Key Connecticut Considerations
Connecticut's pass-through entity tax (PET) can significantly affect the after-tax cost of acquiring S-corps or LLCs with Connecticut income
The state's combined unitary reporting requirements mean buyers must analyze the seller's entire affiliated group to understand the true state tax posture
Connecticut imposes an estate tax with a $13.61 million exemption (2024), which can affect succession-driven M&A transactions for family-owned businesses
Connecticut Bar Authority
Connecticut Bar Association. Voluntary bar. The Connecticut Judicial Branch regulates admission separately.
Business court: Connecticut Superior Court Complex Litigation Docket (established 1999) Complex litigation docket handles business and commercial disputes; not a freestanding court but a specialized docket within the superior court system.
Connecticut M&A Market Context
Connecticut's M&A market reflects its financial services heritage, with Fairfield County serving as a private equity and hedge fund hub proximate to New York City.
Watchpoints
Common Rocky Hill Mergers & Acquisitions Law Pitfalls
These are the items we see derail mergers & acquisitions law transactions in the Rocky Hill market. Each one is rooted in current statutory law, recent legislative changes, or recurring patterns from the deals Alex has handled.
1
Connecticut non-compete enforcement and earn-out exposure
State legal framework
Enforceable with five-factor reasonableness test. Blue-pencil available.

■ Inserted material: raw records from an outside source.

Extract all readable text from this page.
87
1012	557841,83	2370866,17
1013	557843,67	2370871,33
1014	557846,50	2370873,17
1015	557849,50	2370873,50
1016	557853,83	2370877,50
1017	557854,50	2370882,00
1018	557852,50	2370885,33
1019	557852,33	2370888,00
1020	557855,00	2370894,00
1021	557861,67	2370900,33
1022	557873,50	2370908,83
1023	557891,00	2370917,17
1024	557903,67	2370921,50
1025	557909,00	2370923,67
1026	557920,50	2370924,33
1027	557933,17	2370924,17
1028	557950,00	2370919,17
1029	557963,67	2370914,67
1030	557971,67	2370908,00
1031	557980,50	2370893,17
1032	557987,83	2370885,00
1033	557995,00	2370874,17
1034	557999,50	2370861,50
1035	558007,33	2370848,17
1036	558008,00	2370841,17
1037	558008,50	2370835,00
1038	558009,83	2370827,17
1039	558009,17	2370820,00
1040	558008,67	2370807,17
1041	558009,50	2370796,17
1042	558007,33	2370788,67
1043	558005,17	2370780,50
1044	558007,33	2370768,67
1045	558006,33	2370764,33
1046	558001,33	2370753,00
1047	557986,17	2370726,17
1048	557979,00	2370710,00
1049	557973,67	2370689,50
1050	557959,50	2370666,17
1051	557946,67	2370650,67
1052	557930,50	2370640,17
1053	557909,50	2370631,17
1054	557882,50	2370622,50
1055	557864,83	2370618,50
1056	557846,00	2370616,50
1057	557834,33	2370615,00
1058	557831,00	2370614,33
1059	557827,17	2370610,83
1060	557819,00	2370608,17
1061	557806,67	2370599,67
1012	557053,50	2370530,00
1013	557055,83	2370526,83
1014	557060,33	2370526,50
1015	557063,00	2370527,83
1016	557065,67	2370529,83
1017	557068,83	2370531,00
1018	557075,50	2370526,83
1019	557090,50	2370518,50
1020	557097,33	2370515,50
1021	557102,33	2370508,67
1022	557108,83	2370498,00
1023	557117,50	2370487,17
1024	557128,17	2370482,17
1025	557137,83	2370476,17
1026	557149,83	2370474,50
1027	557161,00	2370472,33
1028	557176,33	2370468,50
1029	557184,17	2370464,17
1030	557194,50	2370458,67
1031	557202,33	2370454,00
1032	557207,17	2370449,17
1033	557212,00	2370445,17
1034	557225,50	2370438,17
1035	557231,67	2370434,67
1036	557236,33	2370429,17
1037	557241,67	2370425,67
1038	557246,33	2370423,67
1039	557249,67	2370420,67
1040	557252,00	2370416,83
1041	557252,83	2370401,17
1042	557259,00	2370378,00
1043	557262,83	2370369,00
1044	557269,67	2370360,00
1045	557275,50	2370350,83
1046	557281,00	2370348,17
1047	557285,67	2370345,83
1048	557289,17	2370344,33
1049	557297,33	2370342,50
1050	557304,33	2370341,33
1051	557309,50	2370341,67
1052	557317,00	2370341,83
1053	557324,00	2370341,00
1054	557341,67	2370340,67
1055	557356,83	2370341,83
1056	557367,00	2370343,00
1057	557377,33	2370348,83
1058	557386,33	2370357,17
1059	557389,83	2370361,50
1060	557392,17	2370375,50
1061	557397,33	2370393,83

"The longer a deal drags, the worse it gets. Deal fatigue is real. Even when both parties agreed to something early on, if dates slip and deadlines slip, human nature takes over. At some point one side goes back to the internal drawing board and decides they don't want to be part of it anymore. I usually find this to be symptomatic of a poor process on the front end. Not malice. Not negative intent. Not someone running up fees. Just poor alignment, poor qualification, poor structuring at the start of the engagement. Once that's the foundation, every missed date compounds. The fix isn't more negotiation in the middle. The fix is doing better qualification before the deal team is even hired."
2
Connecticut regulatory framework attorneys flag at LOI
State statute
Securities regulated by Connecticut Department of Banking (portal.ct.gov/dob). Connecticut follows a modern securities act; Blue Sky notice filings required for Reg D offerings.
3
Common mergers & acquisitions law mistake from the field
From Alex Lubyansky
Non-binding is just a phrase. It does not guarantee a frictionless process down the line. An LOI can absolutely structure the entire future of a deal even when the document explicitly says non-binding. If counsel comes in later in the game, the LOI is already there, and parties will anchor to it. Whether or not you were involved in the drafting. Whether or not you were involved in the negotiation. They will anchor to that document. And when deals blow up, fingers get pointed at the LOI's terms. The phrase non-binding sets a buyer's expectations. The substance of the document sets the deal. Those two things are different, and the gap between them is where deals get expensive.